An open letter to any student who feels “lagged” in math
Eight years ago, I started this blog with a denominational essay called How It Feels to Be Bad at Math. Eight years later, people are still stumbling over it. The comment area has become a record of their struggles, a guest book in the Historic Home of Feeling Stupid, full of heartbreaking signatures.
The other day a student named Madelaine wrote:
I feel really awful now. Last year I dropped Precal and used math to learn the basics because I was so scared of failing math. This year I overcame my fear and am currently taking the course I dropped out last year (Grade 10 Precal / Applied) but it’s really hard. At that moment, I fail the class by 2%. I avoided a major test of the entire unit and is struggling to get through.
Here is the part that bothered me the most:
I’m currently in 11th grade and I’m taking a 10th grade math class! It’s very embarrassing but at the end of the day I know I have to take it sooner rather than later.
For them, it’s so simple that it hardly needs to be said.
Eleventh grade students.
Grade ten math.
I almost forgot what it is like to be this old when a year turns this big.

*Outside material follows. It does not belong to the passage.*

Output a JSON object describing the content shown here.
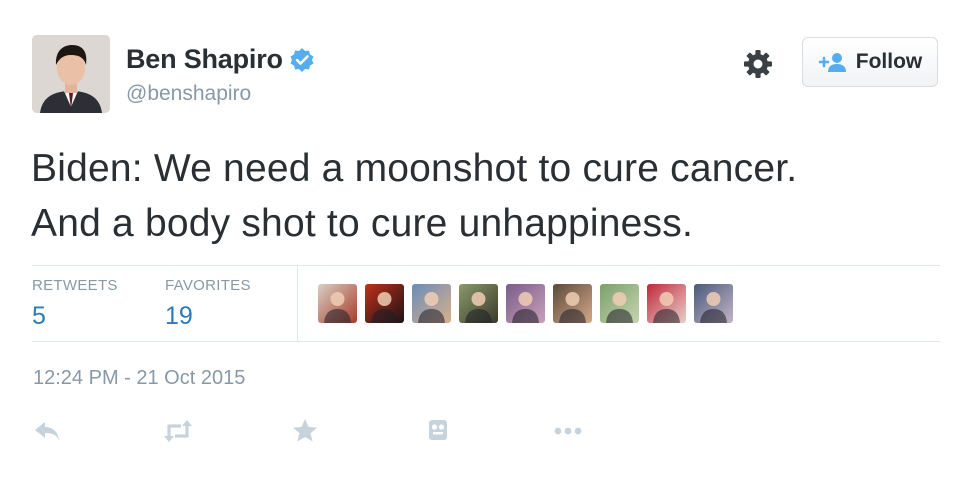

I am currently what archaeologists refer to as “the aged father”. At my age, like most age groups, it doesn’t matter how old you are. I have professional role models in my 20s. I have friends in their 60s. The students I taught when I was 22 are currently 25. They are older than they were then; I could buy you a beer.
(By the way, OCHS graduates, I’ll do it! The first round is up to me! Seriously, get in touch!)
A year is nothing. It’s a dozen flaps of a hummingbird’s wing. There is no reason to care if someone was born in 2005 or 2006 other than that the education system is a huge bureaucracy with a limited number of desks. So we draw lines on the calendar and summarize children who lie between the same pairs of lines – regardless of their passions, struggles, values or experiences in this world.
You are not “behind” Madelaine. That’s just the label our school system anti-farm put on your back. You learn. That’s what matters. You do a hard thing and doing hard things is as we grow.
Lastly, and most importantly, ask for the help you need. It is our job as adults to prepare you to thrive in the world and to help you become the person you want to be. Mathematics class is only one step on this path. Too often it is a nasty step that trips people and sheds many knees. But do you know what that means? There are many people out there who have felt this pain and many more who want to help you avoid or overcome it.
If you are reading this, Madelaine or anyone else, I believe in you.
To be fair, I don’t know you personally. So if you’re an ax murderer or just an aspiring ax murderer, then I do Not believe in you. Please change your career.
But for the rest of you, I believe in you. I know that people are capable of great things, even (and maybe especially) when they don’t believe it themselves.
Forget “behind”. Keep it up. You will get where you are going.